In August 1958, at Banda's request, Chisiza returned to Nyasaland and, at a meeting of the Congress in Nkhata Bay on 1 August, was nominated as Secretary General of the Malawi Congress Party. He, together with his brother, Yatuta, Kanyama Chiume and Henry Chipembere, worked tirelessly to promote Banda's image as saviour of the native peoples of Nyasaland. He was a key organiser of Nyasaland African Congress and part of the inner circle that met on 24–25 January 1959 to discuss a change of approach from non-violence to violence where necessary. Chisiza was arrested, along with other high-profile African dissidents, in the dawn raids of Operation Sunrise on 3 March 1959, when the colonial administration, responding to incidents of rioting in various areas of the country, declared a state of emergency in Nyasaland. He was imprisoned in Gwelo, Southern Rhodesia, in the European wing of the jail together with Banda, Chipembere and his brother Yatuta (and separately from many other Africans jailed after Operation Sunrise). He was released, some months after Banda, in September 1960 and in December participated in constitutional talks also involving Banda and Orton Chirwa in London. These were the Lancaster House Constitutional Conference, and the Federal Review Conference, the latter which was to review the Federation of Rhodesia and Nyasaland. Early in 1961, he visited India where he took part in demonstrations at the American and Belgian embassies protesting the CIA-assisted murder of Patrice Lumumba, the first Prime Minister of the Congo. His pamphlet "Africa – What Lies Ahead" was published by the Indian Council for Africa. In August 1961, Chisiza was elected to represent Karonga in the Legislative Council and became Parliamentary Secretary to the Minister of Finance, Henry Phillips (later Sir Henry Phillips).

It appears that during this early period in the run-up to independence, Chisiza and Banda had severe and sometimes heated disagreements over policy. In April 1962, together with his now-mentor Henry Phillips, he visited London for discussions regarding Nyasaland finances. His favourable attitude toward a possible loan for a hydroelectric project to be made through the Federation of Rhodesia and Nyasaland (opposition to which was the proximate cause, many would say, for the independence movement in Nyasaland) reportedly caused Banda to become extremely annoyed. The rift was such that, according to some reports, Chisiza resigned or threatened to resign. Some sources allege that he seriously contemplated forming an opposition party, possibly along with Henry Chipembere, once independence had been achieved.

==Economic development==
In July 1962 he hosted an economic development symposium, sponsored by the Ford Foundation, at which authorities from around the world presented papers on African and Malawian development. He himself gave a presentation warning of the dangers of dictatorship in emerging African countries. (Among his publications was the aforementioned paper entitled "Africa – What Lies Ahead?", published by the African-American Institute, New York, in 1962).
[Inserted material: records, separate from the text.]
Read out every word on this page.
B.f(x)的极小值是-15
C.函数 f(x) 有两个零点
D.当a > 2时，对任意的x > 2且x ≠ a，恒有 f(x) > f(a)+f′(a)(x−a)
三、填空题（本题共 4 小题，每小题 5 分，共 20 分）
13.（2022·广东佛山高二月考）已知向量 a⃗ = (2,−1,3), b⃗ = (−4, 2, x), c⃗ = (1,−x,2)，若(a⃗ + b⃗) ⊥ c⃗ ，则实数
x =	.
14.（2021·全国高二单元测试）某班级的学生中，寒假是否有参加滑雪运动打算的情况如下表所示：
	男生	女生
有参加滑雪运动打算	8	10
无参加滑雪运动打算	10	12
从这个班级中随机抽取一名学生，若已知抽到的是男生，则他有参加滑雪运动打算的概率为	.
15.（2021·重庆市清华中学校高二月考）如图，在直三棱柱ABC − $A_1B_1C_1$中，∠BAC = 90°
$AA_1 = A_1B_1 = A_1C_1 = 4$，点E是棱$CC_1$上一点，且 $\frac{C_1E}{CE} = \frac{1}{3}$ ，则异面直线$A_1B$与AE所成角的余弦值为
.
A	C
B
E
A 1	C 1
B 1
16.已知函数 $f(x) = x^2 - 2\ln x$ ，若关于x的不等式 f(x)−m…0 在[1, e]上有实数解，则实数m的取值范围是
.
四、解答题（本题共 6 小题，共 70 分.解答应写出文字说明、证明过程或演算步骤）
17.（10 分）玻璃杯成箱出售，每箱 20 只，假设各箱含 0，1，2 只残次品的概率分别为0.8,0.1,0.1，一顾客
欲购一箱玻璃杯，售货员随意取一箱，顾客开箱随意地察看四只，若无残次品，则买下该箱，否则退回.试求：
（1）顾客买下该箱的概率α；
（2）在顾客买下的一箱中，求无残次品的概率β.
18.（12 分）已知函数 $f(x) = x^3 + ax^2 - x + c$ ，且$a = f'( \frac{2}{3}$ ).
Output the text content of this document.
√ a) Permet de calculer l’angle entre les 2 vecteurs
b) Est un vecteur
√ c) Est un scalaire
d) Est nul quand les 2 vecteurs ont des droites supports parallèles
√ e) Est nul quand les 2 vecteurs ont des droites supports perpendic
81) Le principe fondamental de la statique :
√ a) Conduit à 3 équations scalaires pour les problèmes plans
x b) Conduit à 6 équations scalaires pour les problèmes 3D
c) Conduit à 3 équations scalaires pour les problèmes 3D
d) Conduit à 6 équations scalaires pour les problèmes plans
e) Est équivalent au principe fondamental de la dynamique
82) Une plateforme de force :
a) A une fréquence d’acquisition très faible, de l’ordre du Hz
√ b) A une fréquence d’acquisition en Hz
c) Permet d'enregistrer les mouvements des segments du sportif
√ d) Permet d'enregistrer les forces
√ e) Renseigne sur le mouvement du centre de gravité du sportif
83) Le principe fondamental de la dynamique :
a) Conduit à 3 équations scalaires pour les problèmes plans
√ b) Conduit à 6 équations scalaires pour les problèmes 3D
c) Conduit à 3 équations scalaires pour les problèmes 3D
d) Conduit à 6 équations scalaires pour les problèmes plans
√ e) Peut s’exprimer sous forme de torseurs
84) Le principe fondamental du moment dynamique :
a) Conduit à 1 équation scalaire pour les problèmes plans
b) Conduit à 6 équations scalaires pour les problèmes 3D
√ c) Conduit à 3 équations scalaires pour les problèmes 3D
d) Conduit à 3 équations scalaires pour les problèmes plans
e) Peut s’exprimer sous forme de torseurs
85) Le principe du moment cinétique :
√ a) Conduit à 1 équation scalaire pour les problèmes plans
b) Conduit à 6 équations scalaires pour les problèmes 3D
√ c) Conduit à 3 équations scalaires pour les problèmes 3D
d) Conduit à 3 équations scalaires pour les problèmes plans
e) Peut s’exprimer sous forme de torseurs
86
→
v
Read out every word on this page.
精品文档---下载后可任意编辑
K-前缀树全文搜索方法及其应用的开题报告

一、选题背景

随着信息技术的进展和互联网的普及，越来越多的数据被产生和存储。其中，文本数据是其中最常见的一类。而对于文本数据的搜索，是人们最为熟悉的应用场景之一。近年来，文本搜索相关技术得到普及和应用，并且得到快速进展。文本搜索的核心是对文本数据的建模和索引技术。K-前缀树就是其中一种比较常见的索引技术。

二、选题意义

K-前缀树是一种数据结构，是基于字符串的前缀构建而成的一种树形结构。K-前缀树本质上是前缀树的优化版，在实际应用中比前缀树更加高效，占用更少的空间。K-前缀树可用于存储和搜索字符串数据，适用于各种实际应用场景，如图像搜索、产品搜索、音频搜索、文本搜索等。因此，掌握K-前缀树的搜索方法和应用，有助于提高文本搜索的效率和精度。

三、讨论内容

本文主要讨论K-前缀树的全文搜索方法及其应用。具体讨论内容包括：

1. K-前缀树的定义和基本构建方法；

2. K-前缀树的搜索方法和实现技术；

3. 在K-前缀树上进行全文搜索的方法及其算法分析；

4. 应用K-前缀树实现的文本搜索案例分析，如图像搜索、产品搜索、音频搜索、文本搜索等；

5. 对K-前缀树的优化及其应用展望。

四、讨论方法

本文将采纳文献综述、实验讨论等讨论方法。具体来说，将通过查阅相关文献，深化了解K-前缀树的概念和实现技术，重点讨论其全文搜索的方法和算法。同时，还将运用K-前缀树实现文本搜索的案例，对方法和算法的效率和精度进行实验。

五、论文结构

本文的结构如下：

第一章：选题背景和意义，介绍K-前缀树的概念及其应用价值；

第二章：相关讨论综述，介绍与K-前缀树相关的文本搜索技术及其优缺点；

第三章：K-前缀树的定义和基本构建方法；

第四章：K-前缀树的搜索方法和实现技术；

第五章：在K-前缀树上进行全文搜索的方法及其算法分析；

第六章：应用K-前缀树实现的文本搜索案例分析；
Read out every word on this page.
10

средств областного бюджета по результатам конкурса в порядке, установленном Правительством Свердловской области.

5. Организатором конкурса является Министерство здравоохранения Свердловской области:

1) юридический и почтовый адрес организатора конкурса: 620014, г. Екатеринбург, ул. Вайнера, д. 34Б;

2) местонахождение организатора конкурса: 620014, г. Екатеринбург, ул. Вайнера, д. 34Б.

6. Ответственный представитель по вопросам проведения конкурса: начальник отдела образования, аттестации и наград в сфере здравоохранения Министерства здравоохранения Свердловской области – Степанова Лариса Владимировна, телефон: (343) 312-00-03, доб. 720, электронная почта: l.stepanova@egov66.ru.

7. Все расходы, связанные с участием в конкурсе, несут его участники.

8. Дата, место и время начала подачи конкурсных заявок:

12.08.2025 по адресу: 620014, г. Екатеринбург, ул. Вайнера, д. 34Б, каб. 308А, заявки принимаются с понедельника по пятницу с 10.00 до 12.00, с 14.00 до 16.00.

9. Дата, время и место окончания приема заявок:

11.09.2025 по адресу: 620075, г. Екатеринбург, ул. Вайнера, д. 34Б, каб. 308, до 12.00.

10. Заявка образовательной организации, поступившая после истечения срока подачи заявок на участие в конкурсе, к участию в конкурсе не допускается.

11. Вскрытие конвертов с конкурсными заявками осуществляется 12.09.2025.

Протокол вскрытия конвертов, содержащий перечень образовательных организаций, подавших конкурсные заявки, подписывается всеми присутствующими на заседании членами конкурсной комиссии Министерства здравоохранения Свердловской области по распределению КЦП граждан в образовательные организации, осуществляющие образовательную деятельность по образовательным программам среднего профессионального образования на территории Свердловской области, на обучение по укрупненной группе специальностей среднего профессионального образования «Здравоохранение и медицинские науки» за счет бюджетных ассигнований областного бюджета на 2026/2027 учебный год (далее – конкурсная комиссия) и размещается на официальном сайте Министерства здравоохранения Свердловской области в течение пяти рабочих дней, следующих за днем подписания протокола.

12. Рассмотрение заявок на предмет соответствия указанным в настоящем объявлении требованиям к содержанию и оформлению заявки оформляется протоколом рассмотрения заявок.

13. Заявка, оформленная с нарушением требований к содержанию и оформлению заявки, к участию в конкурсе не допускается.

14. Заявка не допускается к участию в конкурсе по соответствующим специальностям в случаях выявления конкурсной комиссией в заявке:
The conference was an unqualified success. In the short time of his prominence, Chisiza gained enormous respect in the west for his intellect, energy and pioneering ideas.

==Death==
Chisiza died on 3 September 1962, while driving back to Zomba from Blantyre. His cream-coloured Mercedes was found in a small stream bed beside a bridge at Thondwe, on the road to Zomba. An inquest concluded he had died from a fracture at the base of his skull. He left a wife and three sons. One, Dunduzu Chisiza Jr., was born subsequent to his death and became one of Malawi's most prominent playwrights.